In the alphabet series DHL, PTX, BFJ, ?, one three letter group is missing. Choose the group that correctly completes the series.

Introduction / Context:
The given series DHL, PTX, BFJ, ? involves three letter groups. These questions often hide a relationship between successive groups, for example by shifting letters forward or backward by fixed amounts. Sometimes the second and third group are derived from the first, and the fourth group is derived from the third in a similar way.

Given Data / Assumptions:

• Series: DHL, PTX, BFJ, ?
• Each term contains three letters.
• We must identify how each term is constructed from another.

Concept / Approach:
We look at the positional values of letters and compare the corresponding positions in different groups. In many standard reasoning questions with this exact series, PTX is created from DHL by jumping forward in the alphabet, and BFJ is created from DHL by jumping backward. We then apply the same forward jump to BFJ to get the final group.

Step-by-Step Solution:
1. Convert letters of DHL into positions: D(4), H(8), L(12). 2. Convert PTX into positions: P(16), T(20), X(24). 3. Compare DHL to PTX: D(4) to P(16): +12. H(8) to T(20): +12. L(12) to X(24): +12. So PTX is obtained by adding 12 positions to each letter of DHL. 4. Convert BFJ to positions: B(2), F(6), J(10). 5. Compare BFJ to DHL: D(4) to B(2): -2. H(8) to F(6): -2. L(12) to J(10): -2. So BFJ is obtained by subtracting 2 from each letter of DHL. 6. The pattern used so far: from DHL, one step moves +12 to get PTX, another step moves -2 to get BFJ. 7. To keep the pattern symmetrical, we now apply the same +12 shift to each letter of BFJ. 8. B(2) + 12 = N(14). 9. F(6) + 12 = R(18). 10. J(10) + 12 = V(22). 11. Thus the missing group is NRV.
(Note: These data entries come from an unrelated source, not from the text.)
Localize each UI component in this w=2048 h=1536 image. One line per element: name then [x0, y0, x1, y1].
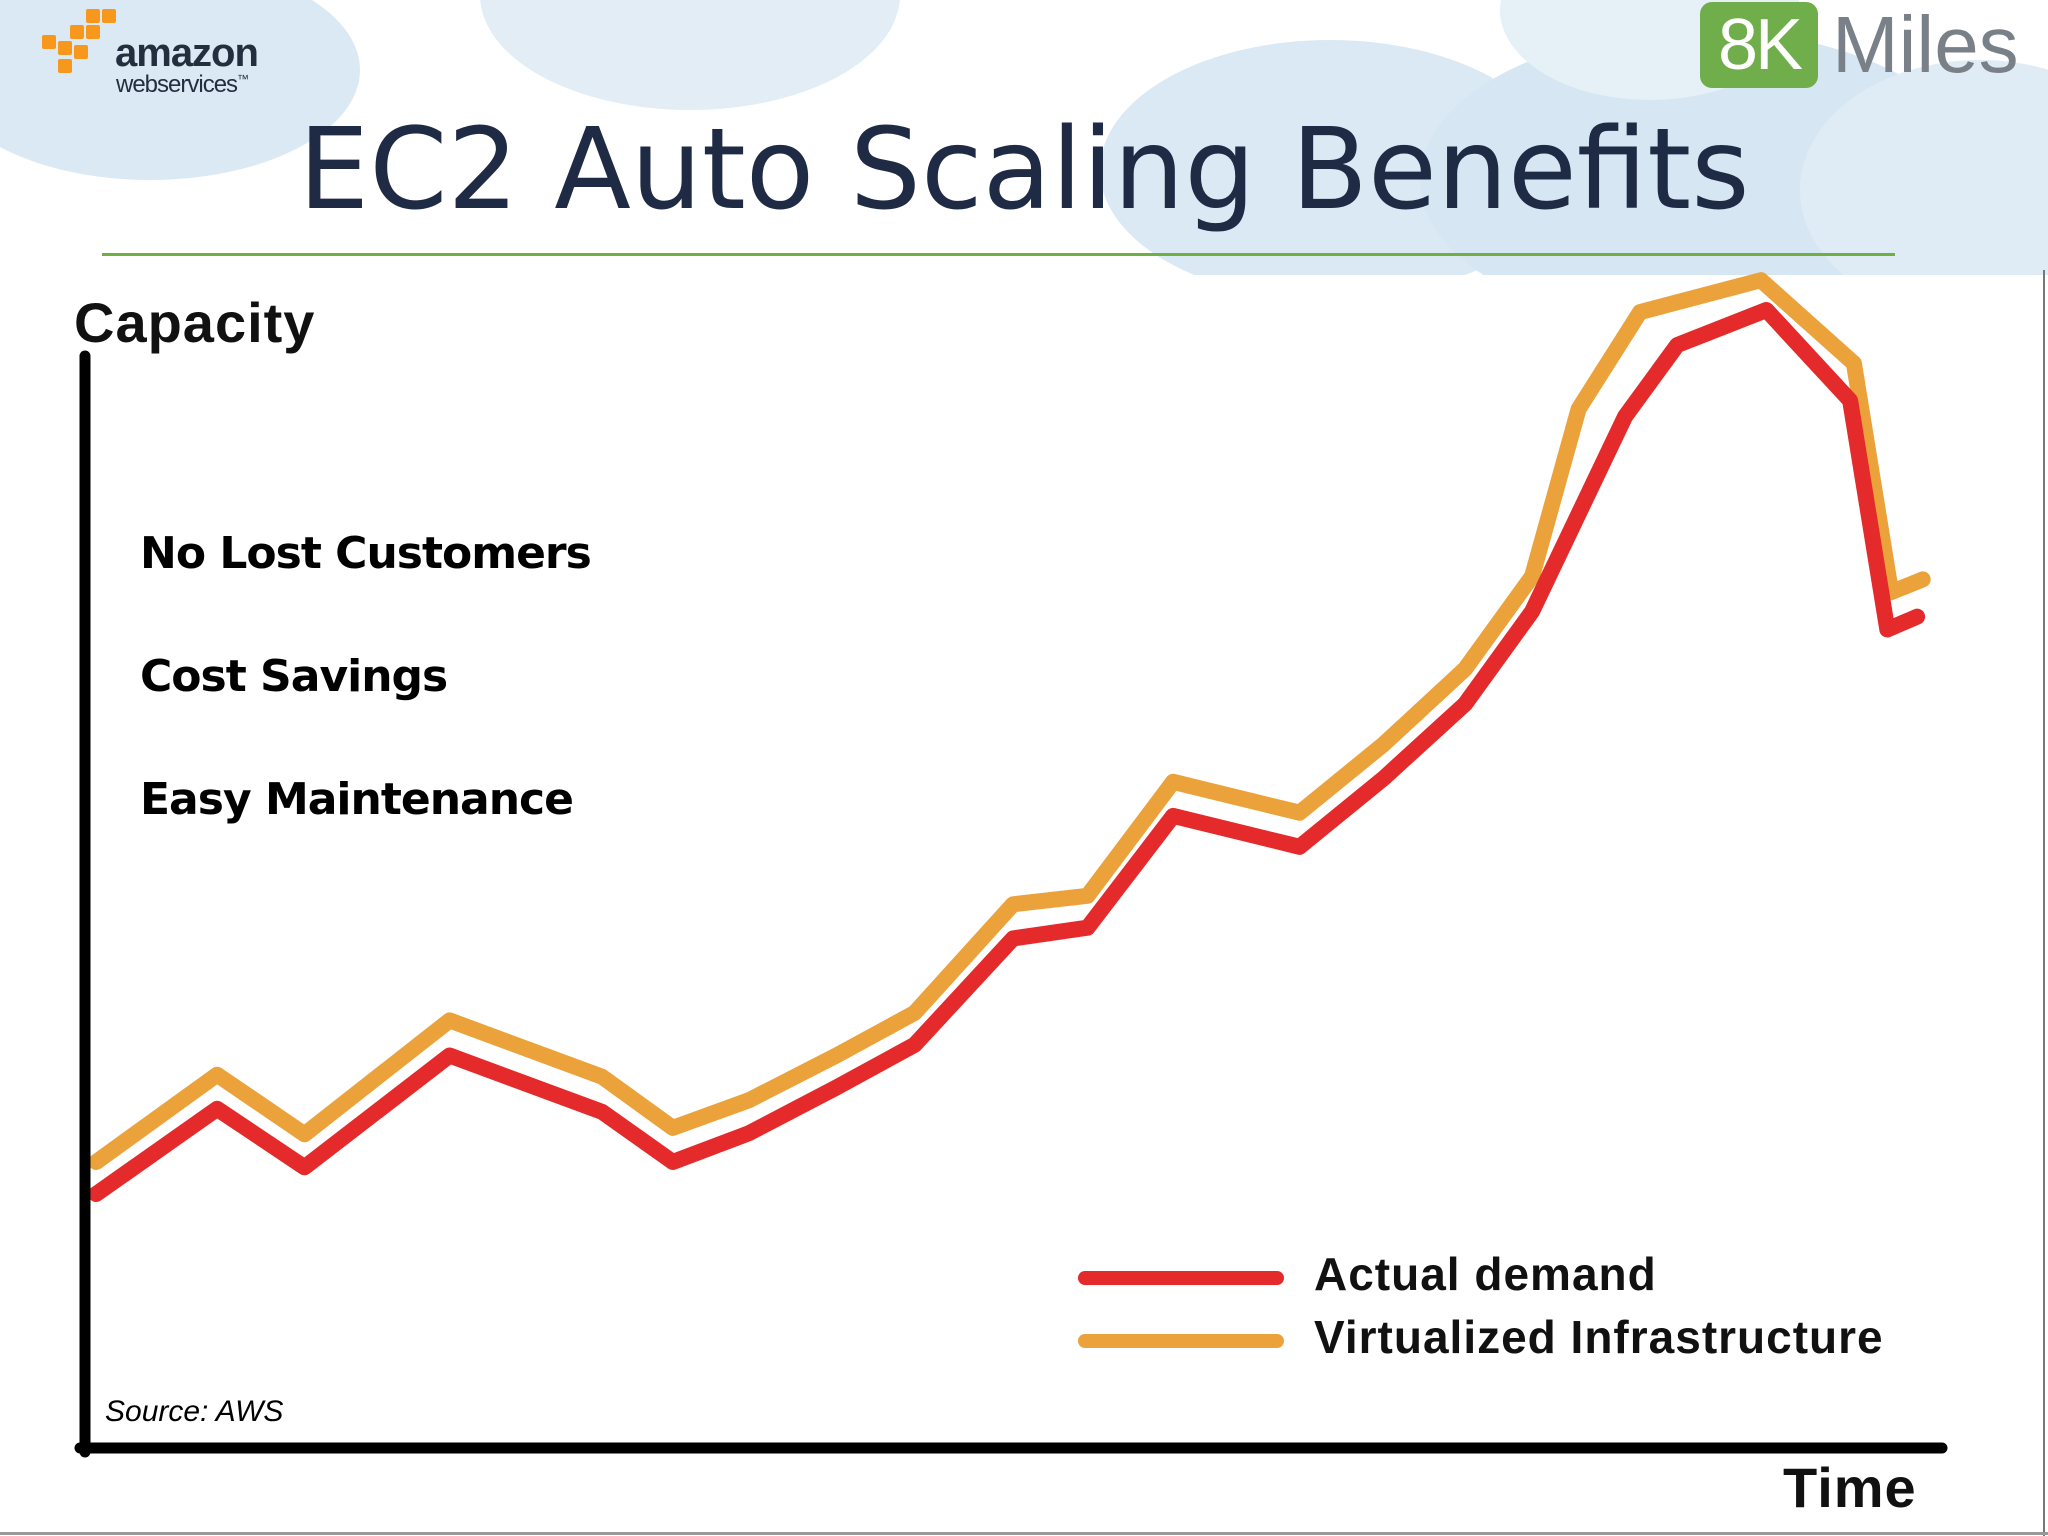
- frame-edge: [0, 1532, 2048, 1535]
- aws-logo-subword: webservices™: [116, 71, 249, 98]
- bullet-cost-savings: Cost Savings: [140, 651, 448, 702]
- 8kmiles-logo-badge: 8K: [1700, 2, 1818, 88]
- title-divider: [102, 253, 1895, 256]
- aws-cubes-icon: [42, 9, 116, 73]
- series-line-virtualized-infrastructure: [88, 272, 1931, 1170]
- legend-swatch-actual: [1078, 1271, 1284, 1285]
- aws-logo-word: amazon: [115, 31, 259, 75]
- legend-label-virtual: Virtualized Infrastructure: [1314, 1311, 1884, 1363]
- legend-swatch-virtual: [1078, 1334, 1284, 1348]
- series-layer: [88, 272, 1931, 1202]
- x-axis-label: Time: [1783, 1456, 1917, 1519]
- series-line-actual-demand: [88, 302, 1926, 1202]
- y-axis-label: Capacity: [74, 291, 316, 354]
- source-note: Source: AWS: [105, 1395, 284, 1428]
- 8kmiles-logo-text: Miles: [1832, 0, 2019, 89]
- slide-title: EC2 Auto Scaling Benefits: [298, 105, 1750, 235]
- bullet-no-lost-customers: No Lost Customers: [140, 528, 592, 579]
- bullet-easy-maintenance: Easy Maintenance: [140, 774, 574, 825]
- 8kmiles-logo: 8K Miles: [1700, 0, 2040, 92]
- legend-label-actual: Actual demand: [1314, 1248, 1657, 1300]
- aws-logo: amazon webservices™: [40, 5, 280, 98]
- frame-edge: [2043, 270, 2045, 1536]
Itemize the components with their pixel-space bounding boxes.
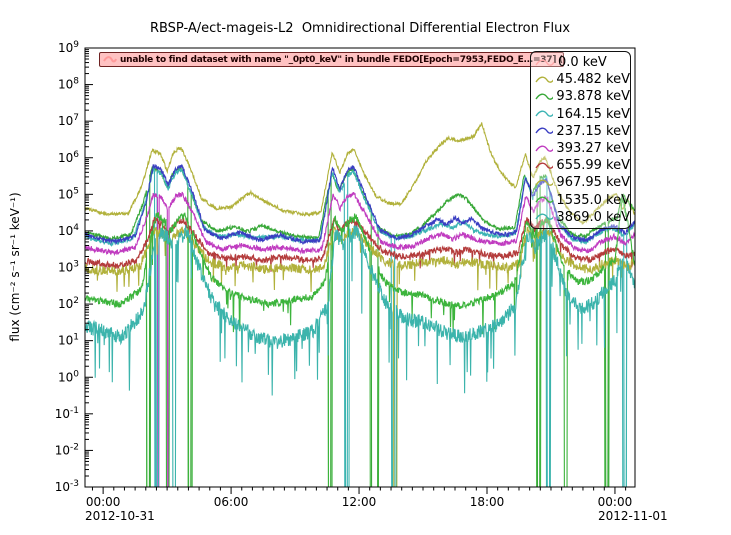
y-tick-label: 103 [58, 260, 79, 275]
x-start-date-label: 2012-10-31 [85, 509, 155, 523]
legend-swatch-line-icon [535, 162, 554, 169]
series-line-45.482-keV [85, 122, 635, 225]
legend-label: 655.99 keV [556, 158, 630, 174]
legend-item-655.99-keV[interactable]: 655.99 keV [531, 157, 630, 174]
y-tick-label: 106 [58, 150, 79, 165]
legend-item-237.15-keV[interactable]: 237.15 keV [531, 123, 630, 140]
legend-label: 237.15 keV [556, 123, 630, 139]
series-line-3869.0-keV [85, 225, 635, 487]
legend-label: 164.15 keV [556, 106, 630, 122]
x-tick-label: 00:00 [598, 495, 633, 509]
legend-item-0.0-keV[interactable]: 0.0 keV [531, 54, 630, 71]
legend-swatch-line-icon [535, 179, 554, 186]
legend-swatch-line-icon [535, 110, 554, 117]
series-line-1535.0-keV [85, 197, 635, 487]
y-tick-label: 107 [58, 113, 79, 128]
legend-swatch-line-icon [535, 76, 554, 83]
legend-item-93.878-keV[interactable]: 93.878 keV [531, 88, 630, 105]
legend-label: 93.878 keV [556, 89, 630, 105]
legend-label: 967.95 keV [556, 175, 630, 191]
x-tick-label: 00:00 [86, 495, 121, 509]
y-tick-label: 10-1 [55, 406, 79, 421]
legend-swatch-line-icon [535, 196, 554, 203]
y-tick-label: 104 [58, 223, 79, 238]
legend-label: 45.482 keV [556, 72, 630, 88]
y-tick-label: 102 [58, 296, 79, 311]
y-axis-label: flux (cm⁻² s⁻¹ sr⁻¹ keV⁻¹) [8, 192, 22, 341]
legend-item-3869.0-keV[interactable]: 3869.0 keV [531, 209, 630, 226]
y-tick-label: 109 [58, 40, 79, 55]
y-tick-label: 100 [58, 369, 79, 384]
warning-message-box: unable to find dataset with name "_0pt0_… [99, 52, 564, 67]
legend-item-393.27-keV[interactable]: 393.27 keV [531, 140, 630, 157]
x-tick-label: 06:00 [214, 495, 249, 509]
legend-item-967.95-keV[interactable]: 967.95 keV [531, 174, 630, 191]
legend-label: 1535.0 keV [556, 192, 630, 208]
legend-label: 0.0 keV [558, 55, 607, 71]
y-tick-label: 108 [58, 77, 79, 92]
legend-item-1535.0-keV[interactable]: 1535.0 keV [531, 192, 630, 209]
legend-label: 3869.0 keV [556, 209, 630, 225]
legend-item-164.15-keV[interactable]: 164.15 keV [531, 106, 630, 123]
y-tick-label: 101 [58, 333, 79, 348]
series-line-393.27-keV [85, 191, 635, 487]
plot-title: RBSP-A/ect-mageis-L2 Omnidirectional Dif… [149, 21, 571, 36]
legend-swatch-line-icon [535, 59, 555, 66]
x-tick-label: 12:00 [342, 495, 377, 509]
y-tick-label: 10-2 [55, 442, 79, 457]
warning-text: unable to find dataset with name "_0pt0_… [120, 54, 563, 65]
legend-box[interactable]: 0.0 keV 45.482 keV 93.878 keV 164.15 keV 237… [530, 51, 631, 229]
x-end-date-label: 2012-11-01 [598, 509, 668, 523]
legend-item-45.482-keV[interactable]: 45.482 keV [531, 71, 630, 88]
legend-swatch-line-icon [535, 145, 554, 152]
legend-swatch-line-icon [535, 93, 554, 100]
x-tick-label: 18:00 [470, 495, 505, 509]
legend-label: 393.27 keV [556, 141, 630, 157]
legend-swatch-line-icon [535, 127, 554, 135]
warning-series-line-icon [103, 55, 117, 62]
y-tick-label: 105 [58, 186, 79, 201]
y-tick-label: 10-3 [55, 479, 79, 494]
y-axis-ticks[interactable]: 109 108 107 106 105 104 103 102 101 100 10-1 10-2 10… [55, 40, 93, 494]
legend-swatch-line-icon [535, 213, 554, 221]
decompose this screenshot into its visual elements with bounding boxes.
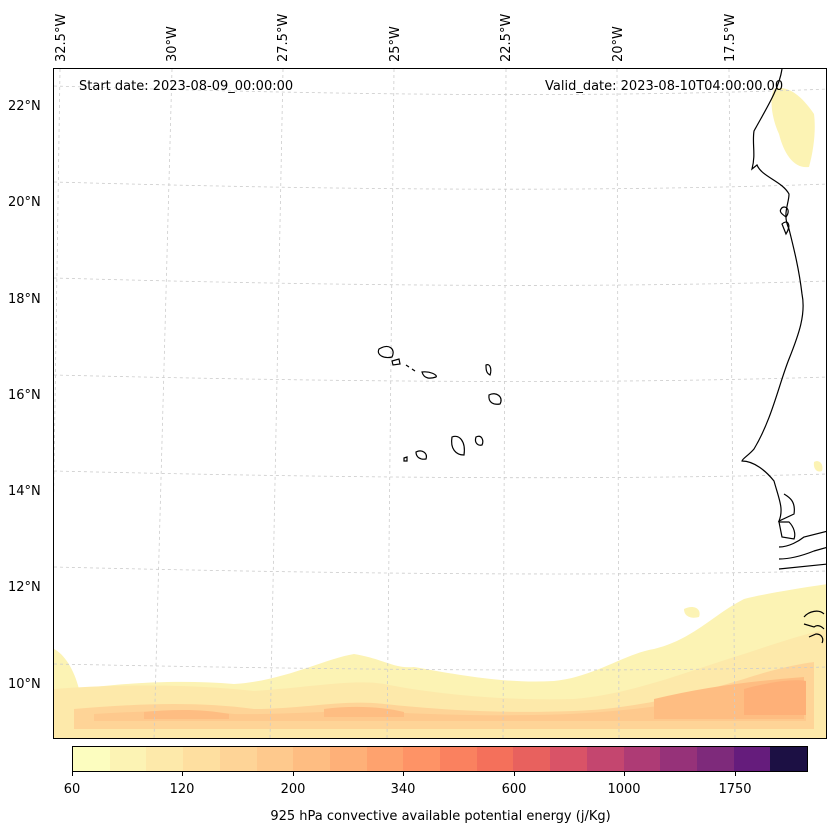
colorbar-tick-label: 1750 <box>718 782 752 797</box>
colorbar-tick-mark <box>624 771 625 776</box>
colorbar-swatch <box>219 747 257 771</box>
start-date-label: Start date: 2023-08-09_00:00:00 <box>79 79 294 94</box>
latitude-label: 20°N <box>8 195 41 210</box>
colorbar-swatch <box>366 747 404 771</box>
colorbar-swatch <box>329 747 367 771</box>
colorbar-tick-label: 600 <box>501 782 527 797</box>
latitude-label: 18°N <box>8 292 41 307</box>
colorbar-swatch <box>146 747 184 771</box>
map-canvas <box>54 69 826 738</box>
colorbar-swatch <box>476 747 514 771</box>
longitude-label: 22.5°W <box>499 13 514 62</box>
colorbar-swatch <box>660 747 697 771</box>
colorbar-tick-label: 1000 <box>607 782 641 797</box>
longitude-label: 20°W <box>611 26 626 62</box>
colorbar-swatch <box>256 747 294 771</box>
colorbar-title: 925 hPa convective available potential e… <box>270 809 611 824</box>
colorbar-tick-label: 120 <box>169 782 195 797</box>
colorbar-swatch <box>73 747 110 771</box>
cape-field <box>54 88 826 738</box>
latitude-label: 22°N <box>8 99 41 114</box>
colorbar-tick-mark <box>72 771 73 776</box>
colorbar-tick-mark <box>293 771 294 776</box>
longitude-label: 32.5°W <box>54 13 69 62</box>
colorbar-tick-label: 60 <box>63 782 81 797</box>
colorbar-swatch <box>513 747 551 771</box>
colorbar-swatch <box>586 747 624 771</box>
longitude-label: 25°W <box>388 26 403 62</box>
latitude-label: 10°N <box>8 677 41 692</box>
longitude-label: 17.5°W <box>723 13 738 62</box>
latitude-label: 12°N <box>8 580 41 595</box>
colorbar-swatch <box>403 747 441 771</box>
longitude-label: 27.5°W <box>276 13 291 62</box>
coastline <box>377 69 826 644</box>
colorbar-tick-mark <box>182 771 183 776</box>
colorbar-tick-mark <box>735 771 736 776</box>
latitude-label: 14°N <box>8 484 41 499</box>
valid-date-label: Valid_date: 2023-08-10T04:00:00.00 <box>545 79 784 94</box>
colorbar-swatch <box>623 747 661 771</box>
map-panel <box>53 68 827 739</box>
colorbar-tick-mark <box>403 771 404 776</box>
colorbar-tick-label: 340 <box>390 782 416 797</box>
colorbar-swatch <box>109 747 147 771</box>
colorbar <box>72 746 808 772</box>
colorbar-tick-label: 200 <box>280 782 306 797</box>
colorbar-swatch <box>550 747 587 771</box>
colorbar-swatch <box>293 747 330 771</box>
graticule <box>54 69 826 738</box>
colorbar-swatch <box>183 747 220 771</box>
colorbar-swatch <box>770 747 808 771</box>
longitude-label: 30°W <box>165 26 180 62</box>
latitude-label: 16°N <box>8 388 41 403</box>
colorbar-swatch <box>696 747 734 771</box>
colorbar-swatch <box>440 747 477 771</box>
colorbar-tick-mark <box>514 771 515 776</box>
colorbar-swatch <box>733 747 771 771</box>
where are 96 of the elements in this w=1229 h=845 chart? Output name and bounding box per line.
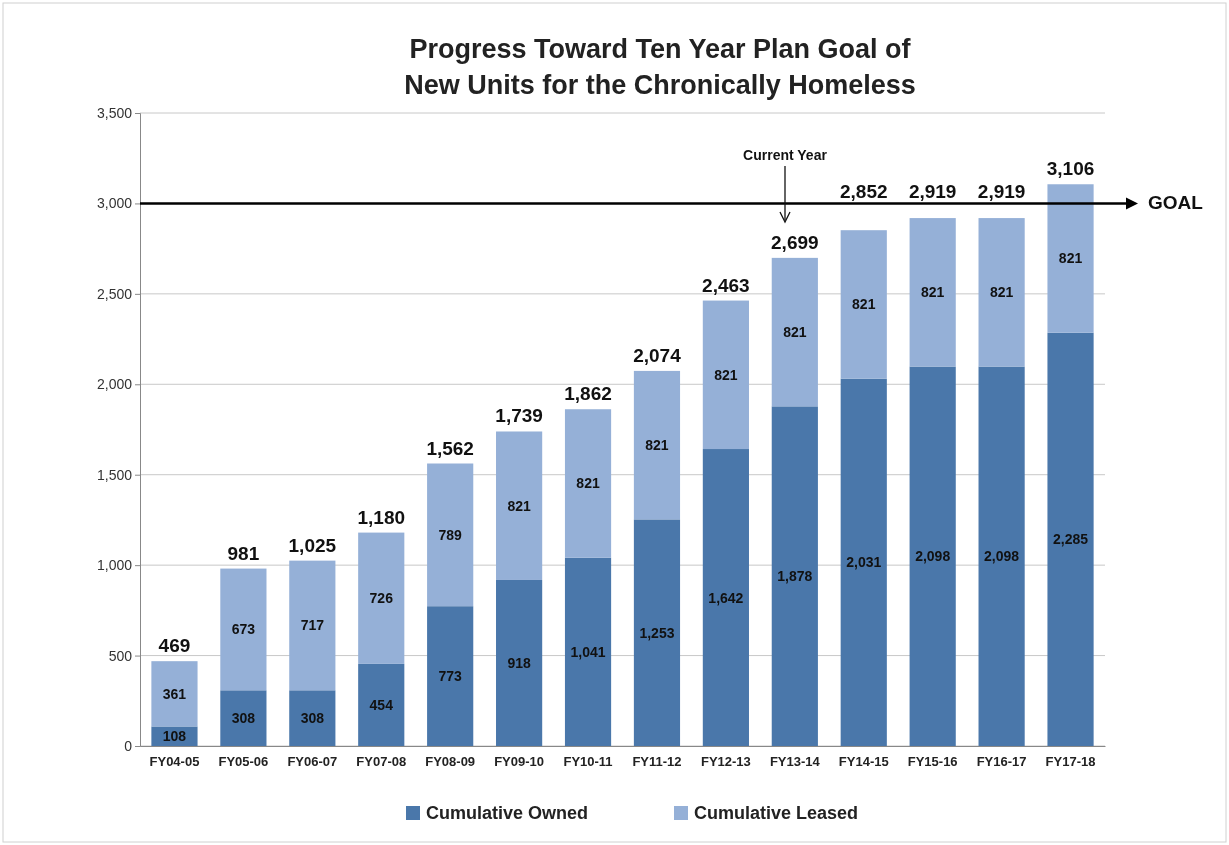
bar bbox=[151, 661, 198, 727]
data-label: 726 bbox=[369, 590, 394, 607]
data-label: 821 bbox=[507, 497, 531, 514]
x-tick-label: FY11-12 bbox=[632, 753, 682, 769]
y-tick-label: 3,500 bbox=[96, 104, 133, 121]
total-label: 469 bbox=[158, 635, 191, 657]
bar bbox=[702, 449, 749, 746]
x-tick-label: FY06-07 bbox=[287, 753, 338, 769]
data-label: 2,098 bbox=[984, 548, 1020, 565]
bar bbox=[289, 560, 336, 691]
bar bbox=[909, 366, 956, 746]
bar bbox=[633, 519, 681, 746]
data-label: 821 bbox=[645, 437, 669, 454]
total-label: 1,180 bbox=[357, 506, 406, 528]
bar bbox=[289, 690, 336, 746]
x-tick-label: FY14-15 bbox=[838, 753, 889, 769]
data-label: 821 bbox=[783, 324, 807, 341]
bar bbox=[358, 532, 405, 664]
data-label: 821 bbox=[852, 296, 876, 313]
data-label: 821 bbox=[714, 366, 738, 383]
bar bbox=[978, 218, 1025, 367]
bar bbox=[427, 463, 474, 607]
bar bbox=[1047, 332, 1094, 746]
data-label: 308 bbox=[300, 710, 325, 727]
bar bbox=[840, 230, 887, 379]
x-tick-label: FY04-05 bbox=[149, 753, 200, 769]
data-label: 1,642 bbox=[708, 589, 744, 606]
data-label: 673 bbox=[231, 621, 256, 638]
data-label: 1,253 bbox=[639, 624, 675, 641]
x-tick-label: FY09-10 bbox=[494, 753, 545, 769]
bar bbox=[358, 663, 405, 746]
data-label: 821 bbox=[1058, 250, 1083, 267]
bar bbox=[220, 568, 267, 691]
y-tick-label: 0 bbox=[124, 737, 133, 754]
data-label: 918 bbox=[507, 654, 531, 671]
bar bbox=[496, 579, 543, 746]
total-label: 1,562 bbox=[426, 437, 474, 459]
total-label: 2,919 bbox=[977, 181, 1026, 203]
y-tick-label: 1,000 bbox=[96, 557, 133, 574]
x-tick-label: FY05-06 bbox=[218, 753, 269, 769]
total-label: 1,862 bbox=[564, 383, 612, 405]
bar bbox=[1047, 184, 1094, 333]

Verification / Alternative check:
Summarise the pattern: DHL → add 12 → PTX. DHL → subtract 2 → BFJ. BFJ → add 12 → NRV. The forward shift by 12 is applied twice in a parallel way, first to DHL and then to BFJ, which is a neat and symmetric rule.

Why Other Options Are Wrong:

• KOS and CGK: These groups do not result from adding 12 to each letter in BFJ, so they break the observed transformation pattern.
• OIK: The letter jumps from B to O, F to I and J to K are all inconsistent with a uniform +12 shift.

Common Pitfalls:
A common mistake is to analyse only consecutive groups DHL → PTX → BFJ → ?, without noticing that PTX and BFJ are both derived directly from DHL. Once we realise that the first group is the base for both the second and third, it becomes natural to apply the same type of transformation to BFJ to obtain the last group.

Final Answer:
The three letter group that completes the series is NRV.